Para ajudar na escolha, siga o fluxograma a seguir:

  1. Já usa algum controle de versão? Se ainda não, a decisão é simples: melhor já começar com o controle de versão distribuído de uma vez, com uma boa capacitação da equipe e do processo para que tudo corra bem.
  2. Planejar | Executar adoção | migração para DVCS.  Pavimentar o caminho para uma transição suave e bem-sucedida. Cronogramas, projeto-piloto, migração,  capacitação da equipe, elaboração do processo de desenvolvimento, suporte técnico, acompanhamento, avaliações  etc..
  3. Funciona bem? Não há motivo para trocar uma solução que já funciona por outra. Como diz o ditado, em time que está ganhando, não se mexe. Ainda mais em um projeto em andamento, trocar de modelo de controle de versão só adicionaria riscos desnecessários.
  4. Experimentar DVCS? O controle de versão distribuído traz alguns benefícios interessantes e mesmo a estrutura atual funcionando bem, talvez seja possível melhorar ainda mais. A experimentação de uma nova tecnologia geralmente segue um arranjo comum: projeto-piloto simples, escopo bem definido e equipe formada por pessoas pré-dispostas a novas experimentações.
  5. Falta capacitação? Alguma coisa está errada na solução atual. Antes de trocar seis por meia dúzia, é melhor analisar qual a causa: se é por falta de capacitação da equipe, inexistência de um processo bem definido ou se realmente o projeto se encaixa mais no perfil do DVCS.
  6. Migração para DVCS é viável? A subutilização do controle de versão é muito mais comum do que deveria. O sintoma clássico é o uso burocrático do controle de versão basicamente como ferramenta de backup, como já comentado num post anterior. Se é necessário investir em capacitação, talvez valha a pena que essa capacitação já seja feita em uma ferramenta mais moderna. Talvez não. Talvez apenas acertar a solução atual resolva.
  7. Consultoria | Treinamento em Controle de Versão Centralizado. Capacita a equipe e define o processo necessário para usar a solução atual, aproveitando tudo que o controle de versão tem para contribuir.

Considerações Finais

A mudança do controle de versão centralizado pelo distribuído é mais que uma questão apenas de troca de ferramenta. Implica ajustes no processo e também capacitação da equipe de desenvolvimento.

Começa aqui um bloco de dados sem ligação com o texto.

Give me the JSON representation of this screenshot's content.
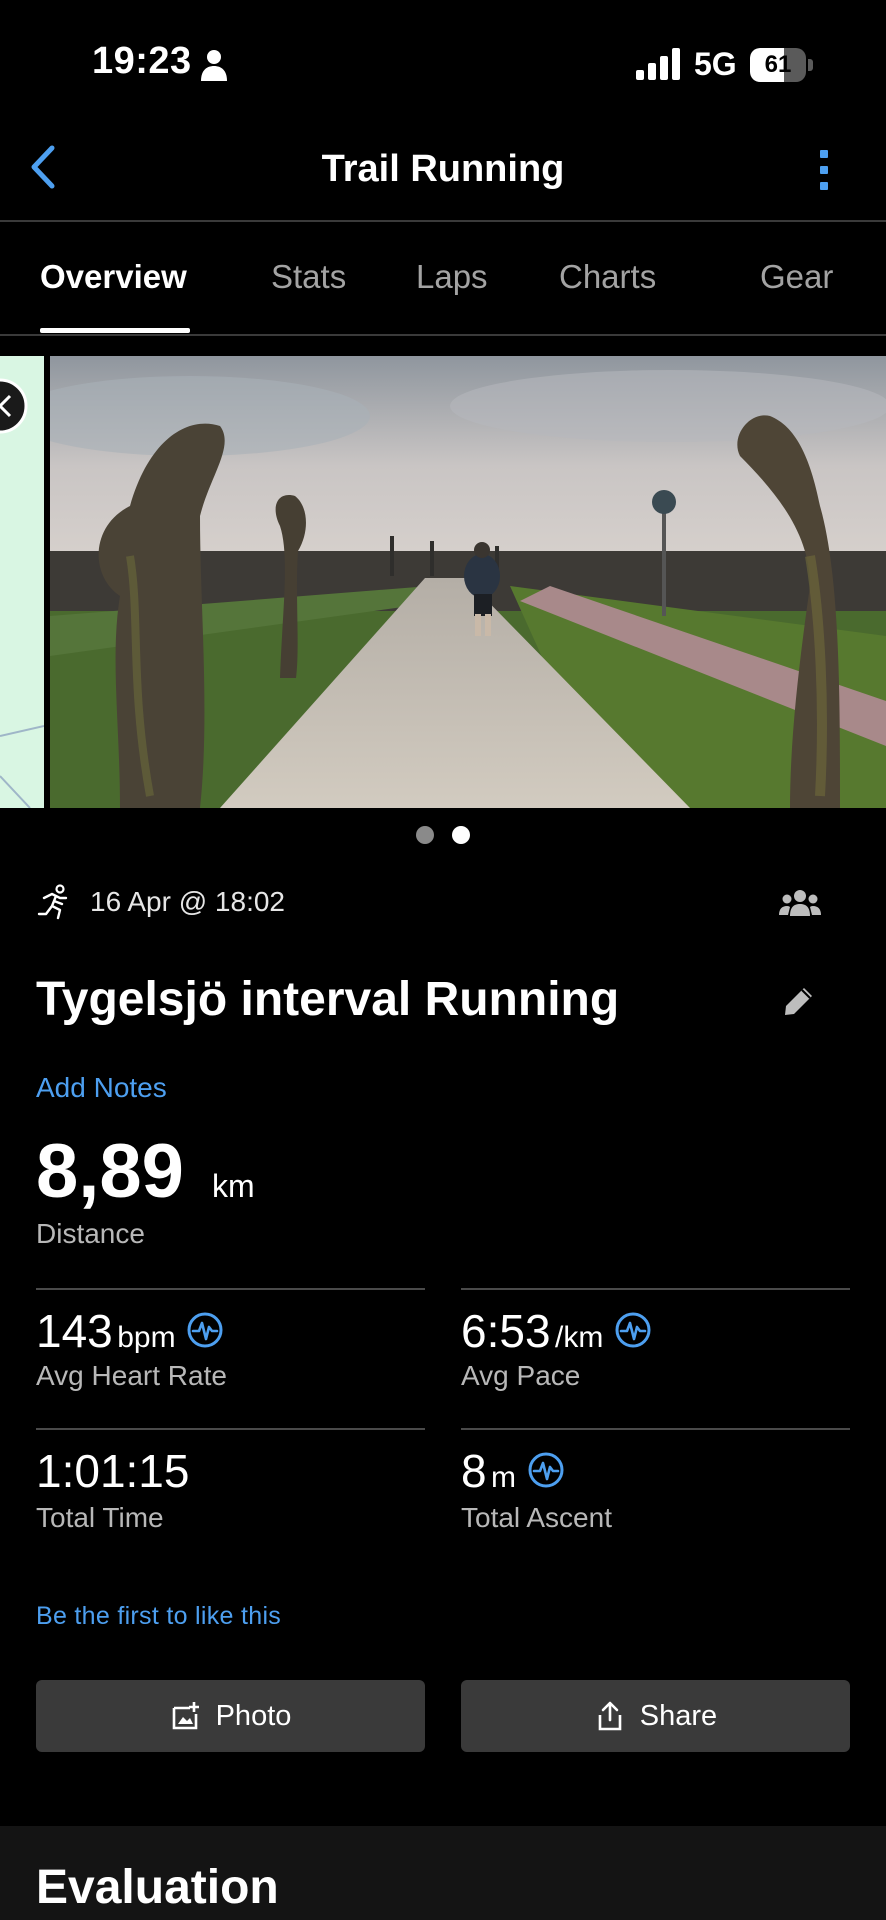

Controle de versão distribuído traz vantagens sim, mas não torna o controle de versão centralizado obsoleto. A decisão de passar de um tipo para outro deve ser analisada com cuidado. De preferência com experimentações para gerar algum tipo de opinião própria e depois com muito planejamento para que não haja surpresas.

A tabela a seguir apresenta sugestões de mudança de acordo com o perfil do uso de controle de versão:

Uso atual do controle de versão Vale a pena mudar para o Distribuído? Comentários
Não usa | Subutiliza Sim Invista na mais nova geração de controle de versão de uma vez! A definição e um processo e capacitação da equipe ajudarão na melhoria da qualidade do software.
Insatisfatório pois se encaixa no perfil DVCS Talvez Depende de alguns fatores. Entre eles de quanto os problemas atrapalham o andamento do projeto.
Satisfatória Não Projetos atuais não devem migrar. Mas experimentações são bem-vindas em projetos-piloto.

  1. Outro fator a se considerar na migração seria o uso de um sistema de controle de mudanças, como o Trac. Não sei se seria possível usar um DVCS como o Git ou o Mercurial com o Trac.

  2. André Felipe Dias says:

    Alberto,

    Já existe plugins do Trac para o Mercurial e o Git:

  3. [...] para o artigo sobre vantagens e desvantagens do controle de versão distribuído, esse artigo agora analisa a viabilidade ou não da mudança do controle de versão centralizado para o distribuído.” [Enviado por André Felipe Dias (andref·diasΘpronus·eng·br) - [...]

  4. [...] sobre o centralizado, embora seja um pouco mais complexo. Para as equipes que decidiram migrar para o distribuído ou mesmo permanecer com o centralizado, ainda resta a questão de qual a melhor ferramenta [...]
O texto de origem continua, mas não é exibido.